Covering this wide span of geopolitical history, it's inevitable that some subjects will not receive as much attention as some readers might wish. The book is an invitation to explore as much as an intriguing tale.
 

Woven through this saga of strong women fighting Fate is a love song to the perfect order of mathematics and the intricate machinery of scientific discovery since the European Renaissance.





ISBN-10: 1772421146

ISBN-13: 978-1772421149

 Born in Niagara Falls, New York, Rosemary has long made her home in Toronto, where she has worked as a university instructor, an editor and a bookstore clerk and of course-a writer.





Sunday, February 23, 2020

The Nightshade Cabal by Chris Patrick Carolan

*** DROPS FEBRUARY 27, 2020 at OWLS NEST BOOKS ***


The Nightshade Cabal


©2020 The Parliament House Press

“The resulting calamity would have made the nine muses weep…”

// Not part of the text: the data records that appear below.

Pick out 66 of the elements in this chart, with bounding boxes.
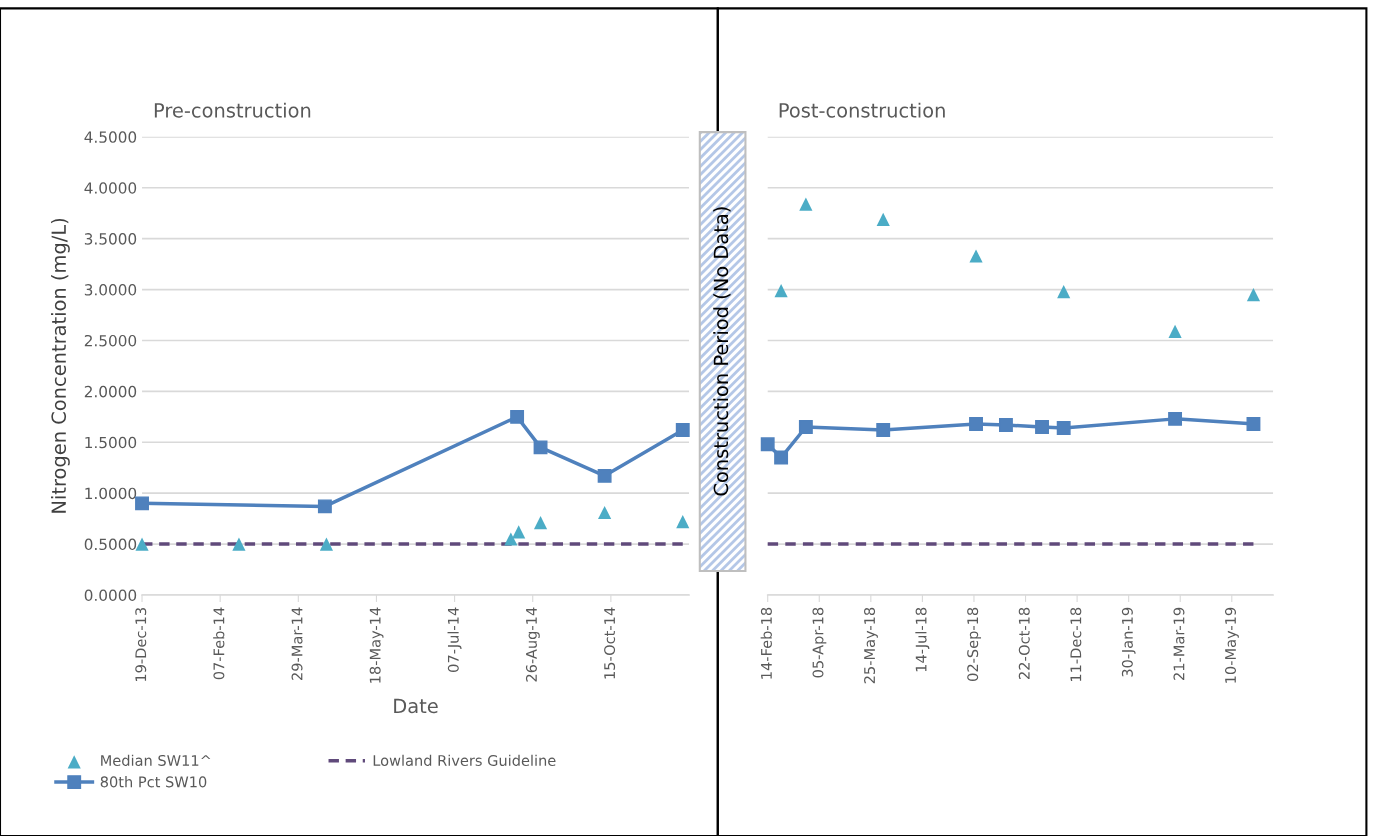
x-tick-label: 21-Mar-19	[1173, 607, 1185, 680]
point	[799, 197, 813, 211]
x-tick-label: 19-Dec-13	[135, 607, 147, 682]
y-tick-label: 0.5000	[84, 538, 137, 551]
point	[774, 283, 788, 298]
point	[135, 537, 149, 551]
x-tick-label: 14-Jul-18	[915, 607, 930, 672]
point	[597, 468, 612, 483]
chart-title: Post-construction	[779, 102, 945, 118]
x-tick-label: 30-Jan-19	[1121, 607, 1136, 677]
x-tick-label: 22-Oct-18	[1018, 607, 1030, 679]
point	[774, 450, 789, 465]
point	[1168, 411, 1183, 426]
x-axis-title: Date	[394, 698, 438, 714]
x-tick-label: 18-May-14	[369, 607, 384, 683]
point	[760, 437, 775, 452]
point	[998, 418, 1013, 432]
x-tick-label: 15-Oct-14	[604, 607, 616, 679]
y-tick-label: 2.0000	[84, 385, 137, 398]
point	[1057, 285, 1071, 299]
point	[1056, 421, 1071, 435]
point	[504, 532, 518, 546]
x-tick-label: 05-Apr-18	[812, 607, 827, 678]
x-tick-label: 07-Jul-14	[447, 607, 462, 672]
point	[533, 440, 548, 455]
point	[512, 525, 526, 539]
legend-label: Median SW11^	[101, 754, 211, 766]
point	[876, 212, 890, 226]
x-tick-label: 29-Mar-14	[291, 607, 303, 680]
point	[676, 515, 690, 529]
point	[969, 249, 983, 263]
x-tick-label: 11-Dec-18	[1070, 607, 1082, 682]
x-tick-label: 26-Aug-14	[525, 607, 540, 682]
y-tick-label: 1.5000	[85, 436, 137, 449]
point	[1035, 420, 1049, 434]
y-tick-label: 0.0000	[84, 589, 137, 601]
text: Construction Period (No Data)	[713, 207, 731, 496]
x-tick-label: 25-May-18	[864, 607, 878, 684]
point	[533, 516, 548, 530]
point	[798, 420, 813, 434]
point	[675, 423, 690, 438]
point	[319, 537, 334, 551]
y-tick-label: 3.5000	[84, 233, 137, 245]
point	[135, 496, 149, 511]
point	[1168, 324, 1182, 338]
y-tick-label: 4.5000	[84, 131, 137, 143]
point	[510, 409, 525, 424]
x-tick-label: 07-Feb-14	[213, 607, 225, 680]
point	[232, 537, 246, 551]
legend-label: Lowland Rivers Guideline	[373, 754, 556, 766]
point	[1246, 288, 1261, 302]
point	[317, 499, 332, 514]
x-tick-label: 10-May-19	[1225, 607, 1239, 683]
y-tick-label: 2.5000	[84, 334, 137, 347]
x-tick-label: 14-Feb-18	[760, 607, 772, 679]
chart-title: Pre-construction	[154, 102, 311, 118]
point	[1246, 417, 1261, 431]
point	[876, 423, 891, 438]
legend-label: 80th Pct SW10	[100, 776, 207, 788]
point	[969, 417, 983, 431]
y-axis-title: Nitrogen Concentration (mg/L)	[51, 218, 70, 513]
x-tick-label: 02-Sep-18	[967, 607, 982, 681]
y-tick-label: 1.0000	[85, 487, 137, 500]
y-tick-label: 4.0000	[84, 182, 137, 194]
point	[598, 505, 612, 520]
y-tick-label: 3.0000	[84, 284, 137, 296]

In this debut novel of Steampunk Crime, there’s no cause for readers to emulate those sad muses. Carolan’s prose offers the easy formality familiar to readers of Steampunk from Jules Verne to the present. His is a world familiar in some ways – quasi-Victorian Halifax against the Murdoch Mysteries’ Toronto – and unfamiliar in others, namely the mingling of mechanical marvels with magical practices. From the first scene, in a crowded theatre where a stage magician’s illusory creations threaten to unleash very real mayhem on the dazzled audience, you can relax into a tale equal parts Vernean fantasia and Sherlockian deduction.

Our doughty sleuth, Isaac Barrow, specializes in repairing machinery that has magic built into its design. As one of the few remaining technomancers in public practice – the rest having been driven underground by a distrustful city – he is sometimes quietly called upon to assist the police in their odder inquiries. Often these are connected to the secretive Nightshade Cabal, magic-users nominally kept in check by the equally publicity-shy Triune Congress.

But there are places even the Triune’s magisters avoid...

Into these dark byways Isaac Barrow must tread, hunting for two missing teens: an unremarkable neighbourhood boy, and a girl whose own family admits she was mixed up with the Cabal once before. Threatened by both the Cabal and the Triune, and aided by unlikely allies – notably including a gruff little Fae with a Feegle-sized chip on his tiny shoulder – Barrow penetrates both the mansions of the powerful and the foetid underbelly of Halifax’s wharves.

The Nightshade Cabal is that rare crossover likely to satisfy equally readers of crime and of Steampunk. Part homage to the greats in both genres, it’s also entirely it’s own creation. I anticipate further good reads from Chris Patrick Carolan.